On the 13th of April 1931, standing in a specially constructed cage, Kürten answered charges of nine murders and seven attempted murders. The prosecution displayed the clothes, skulls, and mutilated body parts of the Vampire’s victims, along with the tools of his crime—a hammer, a spade, rope, scissor, and various knives. Contemporary photos of Kürten show a respectable, well-dressed and well-built middle-aged man. Despite his confession, he denied the charges and pleaded not guilty. After two months of examining and cross-examining, the prosecution eventually pressured Kürten into changing his plea to guilty and the court heard his original confession, despite Dr Berg’s promise to him that it would be kept between them. The medical profession attested to Kürten’s sanity. Kürten held to his belief that the motive for his homicidal sexual attacks had been to take revenge on a society that had subjected him to the brutalities of the prison system. Kürten admitted to the judge that he had no conscience, no empathy or sympathy for his victims, just as his torturers (prison guards and father) had no guilt for what they had done. He did not believe his actions were evil; they were revenge for the injustices inflicted upon him, what had happened to him had made him a pitiless non-human.

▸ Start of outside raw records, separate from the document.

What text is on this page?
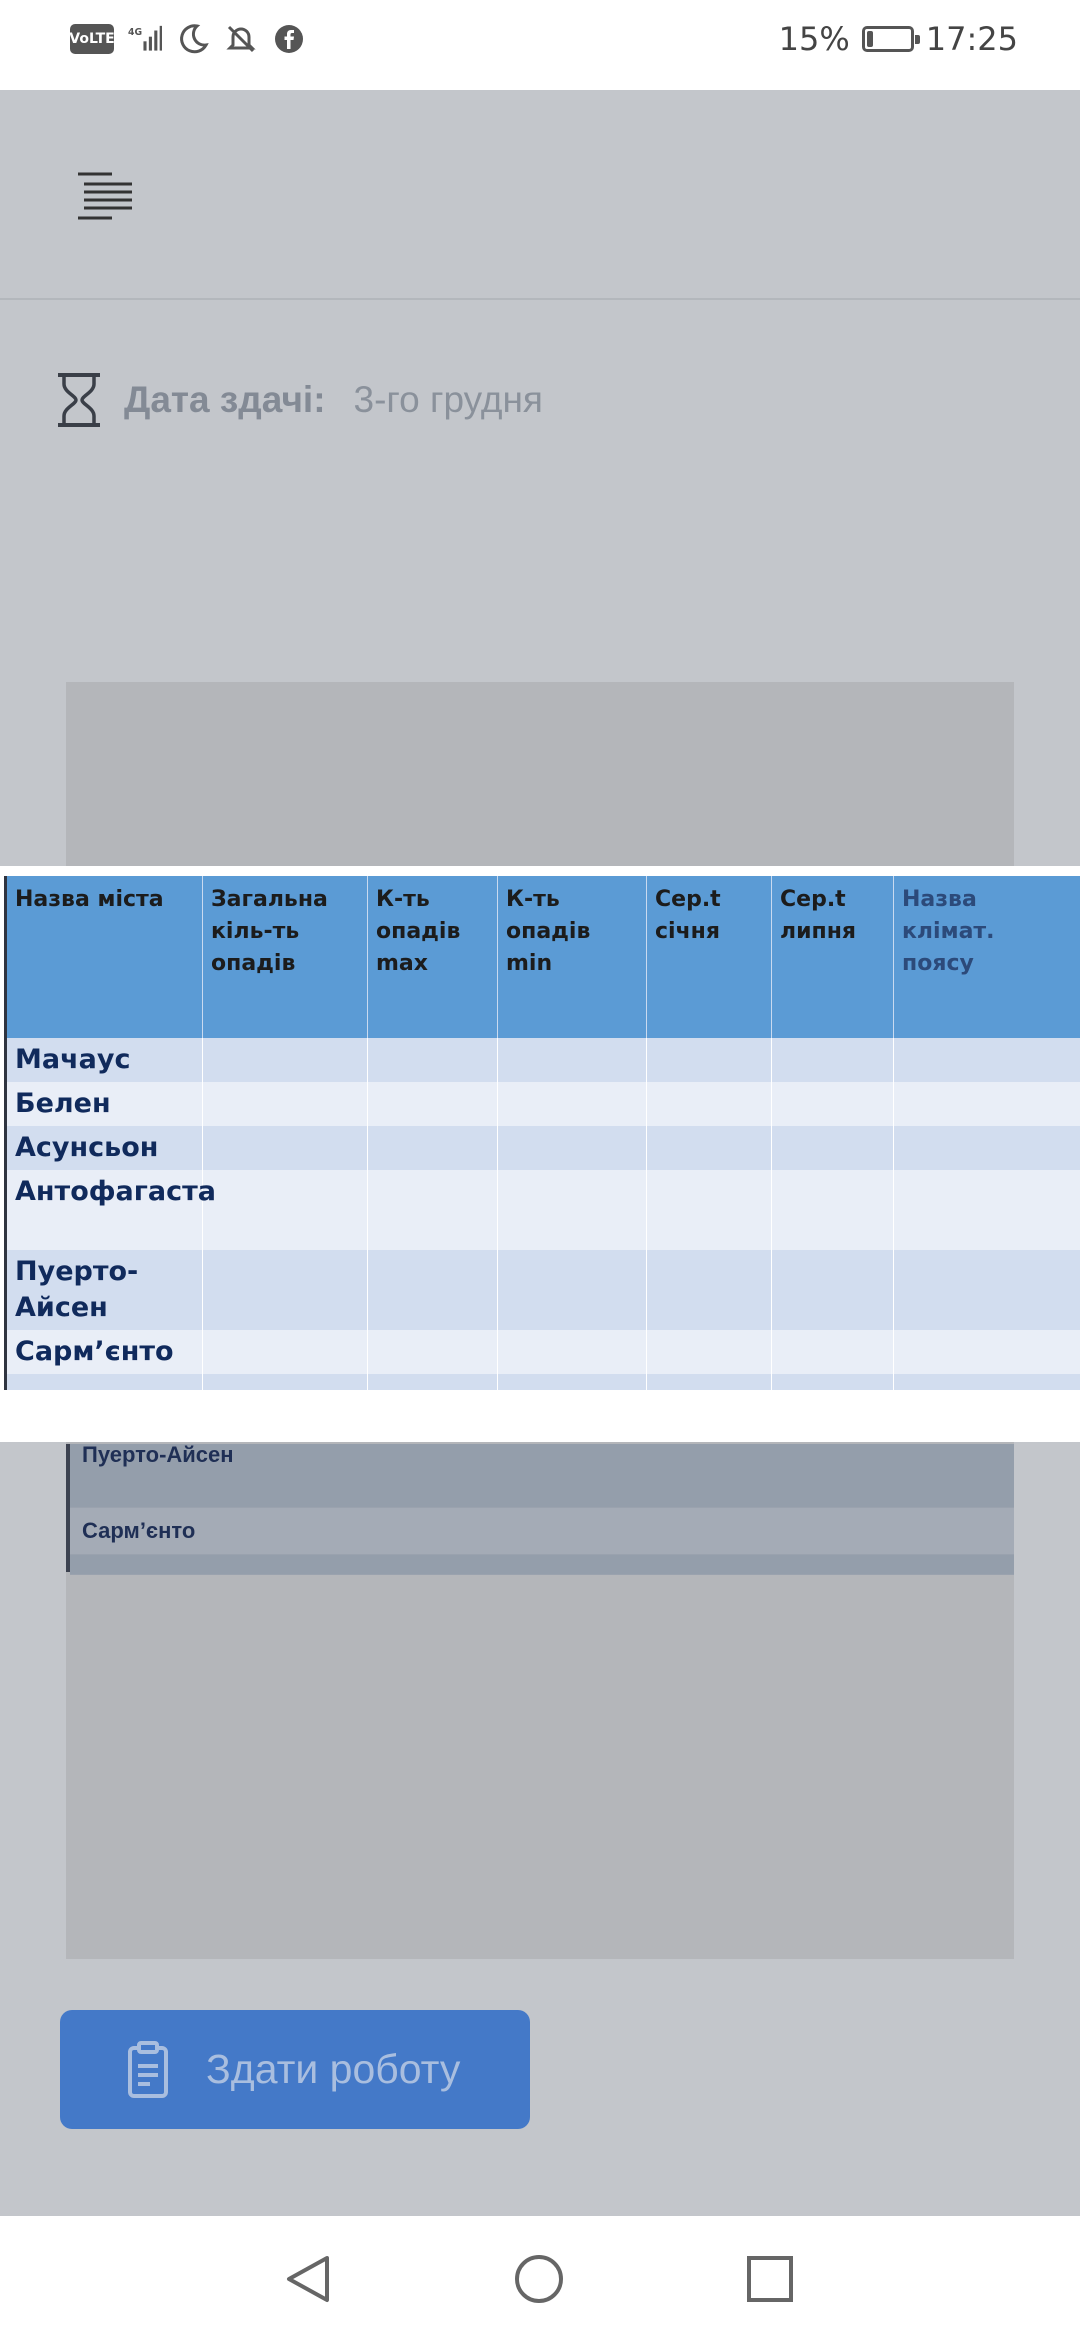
VoLTE 4G	15% 17:25
Дата здачі: 3-го грудня
Пуерто-Айсен
Сарм’єнто
Назва міста	Загальна кіль-ть опадів	К-ть опадів max	К-ть опадів min	Сер.t січня	Сер.t липня	Назва клімат. поясу
Мачаус						
Белен						
Асунсьон						
Антофагаста						
Пуерто-Айсен						
Сарм’єнто						

Здати роботу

He blamed god, his father, the courts, prison, and Germany for his sadistic nature, which included fantasies of mass murder, admitting, ‘I derived the sort of pleasure from these visions that other people would get from thinking about a naked woman.’ Kürten’s veracity of narrative matched the voracity of his crimes, and the prosecution sat back and allowed him to damn himself while his defence counsel, Dr Wehner, attempted to prove his client’s insanity. Faced with the confession, evidence, and Kürten’s obvious selfish enjoyment in the retelling, the jury took just 90 minutes to find him guilty of all charges. Dr Rose, the judge, sentenced him to death on each of the nine murder counts. Kürten accepted the penalty, even though he fastidiously questioned the evidence of the witnesses when it clashed with his apparent superior memory of events, and he thought the medical and psychological evidence inaccurate.